Aaron Rodgers throws two red-zone interceptions… in the first half

Aaron Rodgers had thrown just eight career interceptions in his career inside the opposing 10-yard line. He had two against the Lions in the first half.

On Sunday morning, multiple NFL reporters revealed that the Green Bay Packers were all-in on acquiring as much receiver talent as possible for Aaron Rodgers down the stretch, only to come away empty-handed. In the first half of the Packers’ Sunday game against the Detroit Lions, Green Bay’s actual receivers were mostly empty-handed, while the Lions’ defenders were most decidedly not.

With 4:25 left in the first quarter, and the ball at the Detroit five-yard line, Rodgers threw the ball off the helmet of linebacker Derrick Barnes, which allowed safety Kerby Joseph to come down with it in the end zone.

The hell was just beginning for Rodgers. On the first play of the second quarter, the Packers had fourth-and-goal at the Detroit one-yard line. Instead of handing the ball to, say, running back Aaron Jones, the call was to try and hit left tackle Davis Bakhtiari in the end zone. What happened instead was that rookie edge-rusher Aidan Hutchinson intercepted the pass.

I’m the President of the THICC-Six fan club, but that’s not how I would have called it.

How rare is it for Rodgers to throw two red zone picks in the game game, never mind in one half of football?
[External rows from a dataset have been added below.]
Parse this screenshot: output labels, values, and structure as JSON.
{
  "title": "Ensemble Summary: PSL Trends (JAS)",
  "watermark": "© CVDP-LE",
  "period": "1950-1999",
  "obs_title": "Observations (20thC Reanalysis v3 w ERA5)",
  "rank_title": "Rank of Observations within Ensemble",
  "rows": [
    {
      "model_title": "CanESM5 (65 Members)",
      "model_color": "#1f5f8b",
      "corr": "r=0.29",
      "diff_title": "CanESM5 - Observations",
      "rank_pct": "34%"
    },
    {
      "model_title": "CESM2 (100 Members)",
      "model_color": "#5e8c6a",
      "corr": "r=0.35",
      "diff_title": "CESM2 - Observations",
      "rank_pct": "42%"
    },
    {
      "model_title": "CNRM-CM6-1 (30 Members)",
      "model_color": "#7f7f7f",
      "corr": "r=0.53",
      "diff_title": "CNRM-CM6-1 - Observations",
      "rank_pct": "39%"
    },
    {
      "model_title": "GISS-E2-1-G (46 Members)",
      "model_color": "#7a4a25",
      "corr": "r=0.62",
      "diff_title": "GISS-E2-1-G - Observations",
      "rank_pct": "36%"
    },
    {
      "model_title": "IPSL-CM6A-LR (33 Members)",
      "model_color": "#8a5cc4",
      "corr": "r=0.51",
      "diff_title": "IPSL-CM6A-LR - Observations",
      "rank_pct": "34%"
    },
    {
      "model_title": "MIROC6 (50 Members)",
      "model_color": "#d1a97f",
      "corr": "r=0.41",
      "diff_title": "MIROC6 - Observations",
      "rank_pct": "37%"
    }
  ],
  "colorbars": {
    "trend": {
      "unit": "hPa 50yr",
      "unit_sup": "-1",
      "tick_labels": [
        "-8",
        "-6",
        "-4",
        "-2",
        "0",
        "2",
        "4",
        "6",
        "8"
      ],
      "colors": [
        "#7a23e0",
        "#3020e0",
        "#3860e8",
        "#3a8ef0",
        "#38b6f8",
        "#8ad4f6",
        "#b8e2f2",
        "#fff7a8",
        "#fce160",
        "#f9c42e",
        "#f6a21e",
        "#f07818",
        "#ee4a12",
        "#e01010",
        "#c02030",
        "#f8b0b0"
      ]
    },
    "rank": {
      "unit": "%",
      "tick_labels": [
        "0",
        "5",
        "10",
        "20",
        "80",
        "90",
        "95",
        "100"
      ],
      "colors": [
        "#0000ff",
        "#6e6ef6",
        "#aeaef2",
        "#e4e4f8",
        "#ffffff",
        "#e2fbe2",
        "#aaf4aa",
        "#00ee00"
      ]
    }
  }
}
Exceedingly so.

In fact, per Pro Football Reference, Rodgers in his entire career had thrown just eight interceptions (to 250 touchdowns) from inside the opposing 10-yard line… until today, when he went to double digits.

The Packers were already in danger of seeing their season go right down the drain with a 3-5 record coming into the Lions game, and nothing seen so far reverses that hypothesis.

And when you do this against the NFL’s worst pass defense? Yeah, nobody’s R-E-L-A-Xing right now.